The Safe Practices are evidence-based improvement strategies for those who provide, purchase, and use health care to ensure that harm is reduced and care is safe. They also are a guide for patients and their families to get involved to achieve safer care. Patients who are engaged as active partners in their health care team are vital to achieving better health outcomes and lower costs, notes NQF, offering the following advice:

  • Repeat in your own words. After your doctor tells you about a procedure, medications, symptoms, or other details about your care, repeat it to back to him or her in your own words.

Communication failures between patients and health care providers are at the root of systems failures and human errors that lead to harm. Ensuring you understand your diagnosis, treatment options, and upcoming procedures can help you make informed decisions about your care. (Safe Practice #5: Informed Consent)

  • Ask for your discharge plan. Before you leave the hospital ask your doctor if he or she has given a copy of your discharge plan to your primary care physician. Also ask your nurse or doctor for your own copy of your discharge plan. The plan should be as concise as possible and you and your primary care physician should understand the next steps in your care.

Transfer from a hospital to primary care or a community setting is often an unsystematic, fragmented process that creates high risk for adverse events. The lack of communication and coordination among care settings often puts patients at risk. The use of a hospital discharge plan has been shown to decrease re-hospitalization. (Safe Practice #15: Discharge Systems)

  • Keep a list of your medications. Ask your doctor for an accurate, up-to-date list of the medications you are taking. Keep it with you and present it to specialists, hospital physicians, and other health care professionals you visit.

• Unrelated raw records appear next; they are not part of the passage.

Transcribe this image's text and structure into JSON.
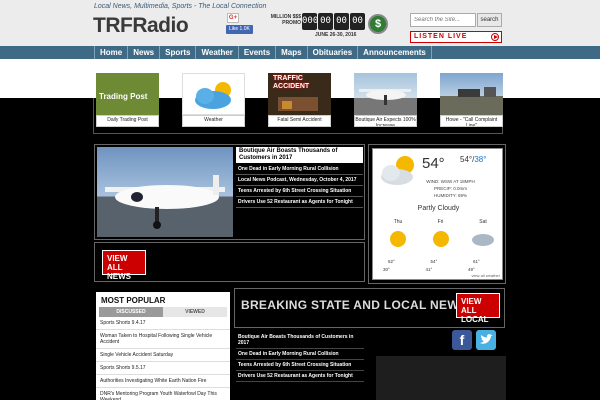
{
  "header": {
    "tagline": "Local News, Multimedia, Sports - The Local Connection",
    "logo": "TRFRadio",
    "gplus": "G+",
    "fb_like": "Like 1.0K",
    "fb_count": "",
    "million_label": "MILLION $$$ PROMO",
    "counter": [
      "000",
      "00",
      "00",
      "00"
    ],
    "date": "JUNE 26-30, 2016",
    "search_placeholder": "Search the Site...",
    "search_button": "search",
    "listen_live": "LISTEN LIVE"
  },
  "nav": {
    "items": [
      "Home",
      "News",
      "Sports",
      "Weather",
      "Events",
      "Maps",
      "Obituaries",
      "Announcements"
    ]
  },
  "thumbs": [
    {
      "caption": "Daily Trading Post",
      "overlay": "Trading Post"
    },
    {
      "caption": "Weather",
      "overlay": ""
    },
    {
      "caption": "Fatal Semi Accident",
      "overlay": "TRAFFIC ACCIDENT"
    },
    {
      "caption": "Boutique Air Expects 100% Increase",
      "overlay": ""
    },
    {
      "caption": "Howe - \"Call Complaint Line\"",
      "overlay": ""
    }
  ],
  "featured": {
    "headline": "Boutique Air Boasts Thousands of Customers in 2017",
    "items": [
      "One Dead in Early Morning Rural Collision",
      "Local News Podcast, Wednesday, October 4, 2017",
      "Teens Arrested by 6th Street Crossing Situation",
      "Drivers Use 52 Restaurant as Agents for Tonight"
    ],
    "view_all": "VIEW ALL NEWS"
  },
  "weather": {
    "temp": "54°",
    "hi": "54°",
    "lo": "38°",
    "wind": "WIND: WSW AT 18MPH",
    "precip": "PRECIP: 0.0mm",
    "humidity": "HUMIDITY: 69%",
    "condition": "Partly Cloudy",
    "days": [
      {
        "name": "Thu",
        "lo": "52°",
        "hi": "30°"
      },
      {
        "name": "Fri",
        "lo": "54°",
        "hi": "41°"
      },
      {
        "name": "Sat",
        "lo": "61°",
        "hi": "49°"
      }
    ],
    "credit": "view all weather"
  },
  "popular": {
    "title": "MOST POPULAR",
    "tabs": [
      "DISCUSSED",
      "VIEWED"
    ],
    "items": [
      "Sports Shorts 9.4.17",
      "Woman Taken to Hospital Following Single Vehicle Accident",
      "Single Vehicle Accident Saturday",
      "Sports Shorts 9.5.17",
      "Authorities Investigating White Earth Nation Fire",
      "DNR's Mentoring Program Youth Waterfowl Day This Weekend"
    ]
  },
  "breaking": {
    "title": "BREAKING STATE AND LOCAL NEWS",
    "view_all": "VIEW ALL LOCAL",
    "items": [
      "Boutique Air Boasts Thousands of Customers in 2017",
      "One Dead in Early Morning Rural Collision",
      "Teens Arrested by 6th Street Crossing Situation",
      "Drivers Use 52 Restaurant as Agents for Tonight"
    ]
  },
  "colors": {
    "nav": "#3e6a86",
    "accent_red": "#cc0000",
    "facebook": "#3b5998",
    "twitter": "#49b0e3"
  }
}
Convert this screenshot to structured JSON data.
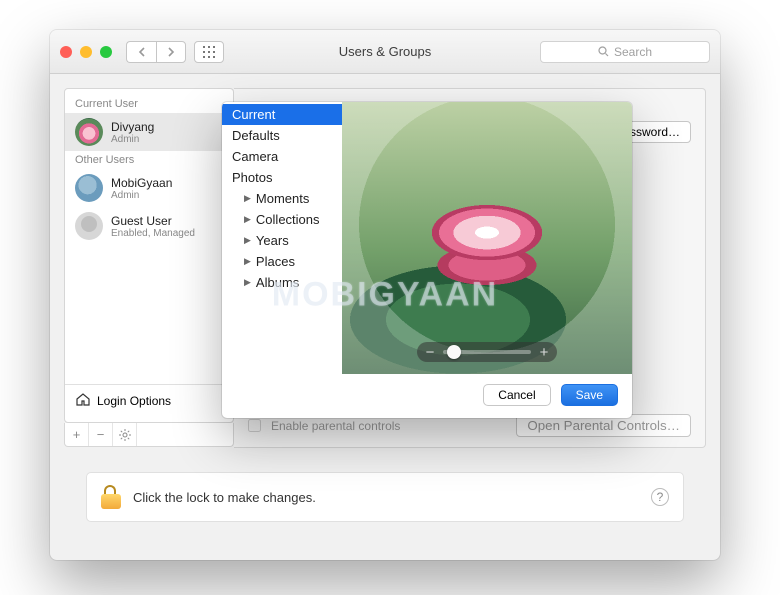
{
  "titlebar": {
    "window_title": "Users & Groups",
    "search_placeholder": "Search"
  },
  "sidebar": {
    "current_user_label": "Current User",
    "other_users_label": "Other Users",
    "users": [
      {
        "name": "Divyang",
        "role": "Admin"
      },
      {
        "name": "MobiGyaan",
        "role": "Admin"
      },
      {
        "name": "Guest User",
        "role": "Enabled, Managed"
      }
    ],
    "login_options_label": "Login Options"
  },
  "main": {
    "change_password_label": "Change Password…",
    "parental_controls_label": "Enable parental controls",
    "open_parental_label": "Open Parental Controls…"
  },
  "popover": {
    "sources": {
      "current": "Current",
      "defaults": "Defaults",
      "camera": "Camera",
      "photos": "Photos",
      "moments": "Moments",
      "collections": "Collections",
      "years": "Years",
      "places": "Places",
      "albums": "Albums"
    },
    "cancel_label": "Cancel",
    "save_label": "Save"
  },
  "footer": {
    "lock_text": "Click the lock to make changes."
  },
  "watermark": "MOBIGYAAN"
}
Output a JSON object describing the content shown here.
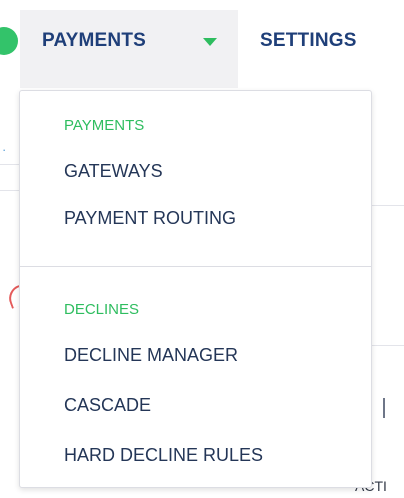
{
  "nav": {
    "payments_label": "PAYMENTS",
    "settings_label": "SETTINGS",
    "caret_icon": "caret-down-icon",
    "accent_color": "#2ebd5f",
    "text_color": "#1f3f79"
  },
  "dropdown": {
    "sections": [
      {
        "heading": "PAYMENTS",
        "items": [
          "GATEWAYS",
          "PAYMENT ROUTING"
        ]
      },
      {
        "heading": "DECLINES",
        "items": [
          "DECLINE MANAGER",
          "CASCADE",
          "HARD DECLINE RULES"
        ]
      }
    ]
  },
  "background": {
    "partial_label": "ACTI"
  }
}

An estimated 1.5 million preventable adverse drug events occur each year. A recent study showed 96 percent of patients failed to recall one or more of the medicines they had been prescribed during their hospital stay. Sharing your medication list with the hospital team can help prevent miscommunication and prescribing errors, and encourage that you leave the hospital with the right medications. (Safe Practice #17: Medication Reconciliation)

  • Ask your doctor to wash his/her hands. At the beginning of any exam or procedure, ask your doctor or other health care professional if he or she has washed his or her hands. When you're a patient or visitor in a health care facility, wash your hands or use hand sanitizer regularly.

Hand hygiene is one of the most important and effective interventions in preventing transmission of pathogens in health care facilities. However, some studies have observed a hand washing compliance rate of less than 50 percent. Patients can reduce the spread of pathogens by washing their own hands and asking health professionals to wash theirs. (Safe Practice #19: Hand Hygiene)

  • Get and keep your test results. If you've had a test done at a clinic or hospital, follow-up with your doctor to get the results and keep a copy for yourself.

Critical information about medical history, diagnostic test results, treatments, and procedures are often not communicated to everyone providing care for a patient. Even more common, such information is often not communicated among care settings. One study of diagnostic testing in primary care found approximately 25 percent of medical errors involve failures in reporting test results. Patients can help reduce errors by keeping copies of their test results and sharing them with their other care providers. (Safe Practice #12: Patient Care Information)

The evidence-based practices endorsed by the nonprofit NQF build on six years of work aimed at defining and refining strategies that improve the safety of health care. NQF recently updated the 34 Practices and the accompanying manual that outlines implementation strategies and guidance for involving patients and families in safe care. The Practices are part of the organization's ongoing work to improve safety in health care. NQF also endorses a list of Serious Reportable Events, or events that should never happen in health care such as wrong site surgery or leaving a foreign object in a patient during surgery. This list of Serious Reportable Events works in tandem with Safe Practices. By reporting serious events, the health care system can learn how to make care safer, NQF says.